Ricordo di essermi soffermato ad ascoltare “Organik” in una discoteca, così per caso. Pur non sapendo a chi fossero accreditate le melodie di questo album, riuscì a farmi dire dal dj che si trattava di un certo Robert Miles. A distanza di due giorni acquistai il dischetto in questione. Devo precisare subito che quest’album, grazie al cielo, non ha niente a che fare col precedente successo commerciale (il singolo “Children”), e si discosta pure parecchio dalle sonorità dell’album che lo contiene. “Organik” , è parecchio successivo all’ esplosione dell’artista italiano (il nome vero è Roberto Concina) e con la dance intesa in senso classico (cioè pezzi da ballare), non ha in effetti granchè da spartire.

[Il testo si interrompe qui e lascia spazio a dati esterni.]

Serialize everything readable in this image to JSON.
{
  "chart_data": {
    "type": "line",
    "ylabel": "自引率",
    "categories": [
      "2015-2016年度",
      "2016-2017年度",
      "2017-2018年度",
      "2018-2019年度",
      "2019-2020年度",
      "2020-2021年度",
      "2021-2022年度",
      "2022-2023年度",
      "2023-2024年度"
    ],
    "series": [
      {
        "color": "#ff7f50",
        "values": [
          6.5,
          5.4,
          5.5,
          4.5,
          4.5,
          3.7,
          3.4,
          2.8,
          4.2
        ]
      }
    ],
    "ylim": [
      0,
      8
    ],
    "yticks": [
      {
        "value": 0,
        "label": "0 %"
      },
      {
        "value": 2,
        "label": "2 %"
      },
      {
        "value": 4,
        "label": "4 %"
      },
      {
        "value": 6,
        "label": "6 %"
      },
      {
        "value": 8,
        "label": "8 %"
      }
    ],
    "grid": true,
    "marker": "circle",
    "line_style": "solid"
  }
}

In questo suo lavoro, utilizzando la definizione affibbiatagli da un sito anch’esso italiano, “l’ elettronica c’è, ma è coniugata in maniera scomoda e ricercata”. Niente di più azzeccato. E’ incredibile, “Organik” comunica un talento espressivo ed è miscelato con un senso del gusto insospettabili, almeno per un dj con determinati trascorsi artistici. Non ho avuto la fortuna di ascoltare altri lavori oltre questo e “Children”, quindi lo ammetto, non conosco il suo percorso evolutivo, ma dal ‘95 al 2001 (anno di pubblicazione di “Organik”) il salto qualitativo compiuto è a dir poco pazzesco. Faccio menzione di alcuni brani, ma praticamente potrebbero costituire una traccia unica. I diversi capitoli della medesima colonna sonora di uno stato di trance (in cui si cade ascoltando quest'album). “Tsbol”, pezzo d’ apertura quasi chill-out, prepara il terreno all’incedere delle sensazioni che attendono chi ascolta. “Trance Shapes” dai suoni raffinatissimi, è arrangiata e congeniata magistralmente. Prima inquieta, poi c’incalza, si concede aperture melodiche senza mai smorzare le dinamiche del brano. Alta scuola anche in “It’ s All Coming Back”, che parte un po’ in sordina ma subito dopo rivela tutto il pregio dei suoi suoni, è davvero ben arrangiata anche nelle partiture di basso. Subito dopo segue la splendida “Pour Te Parler”, interrotta nel mezzo da una raffinatissima digressione acustica (ricordo che fu proprio questo passaggio a colpirmi). “Wrong”, il ritmo dell’urgenza e del panico, in cui ancora un basso pulsante scandisce il tempo delle nostre sensazioni. E così via sino ai tre brani conclusivi in cui Robert si concede anche episodi di sperimentazione sonora, che, per la verità, trovo essere un po’ troppo ermetici.
Comunque un gran disco. Ed anche se non ci è concesso sapere di quale particolare tipologia di pasticche miracolose fa uso Robert Miles per farsi venire certe idee, dobbiamo riconoscergli l’intelletto e la classe degna d’un lucido arrangiatore.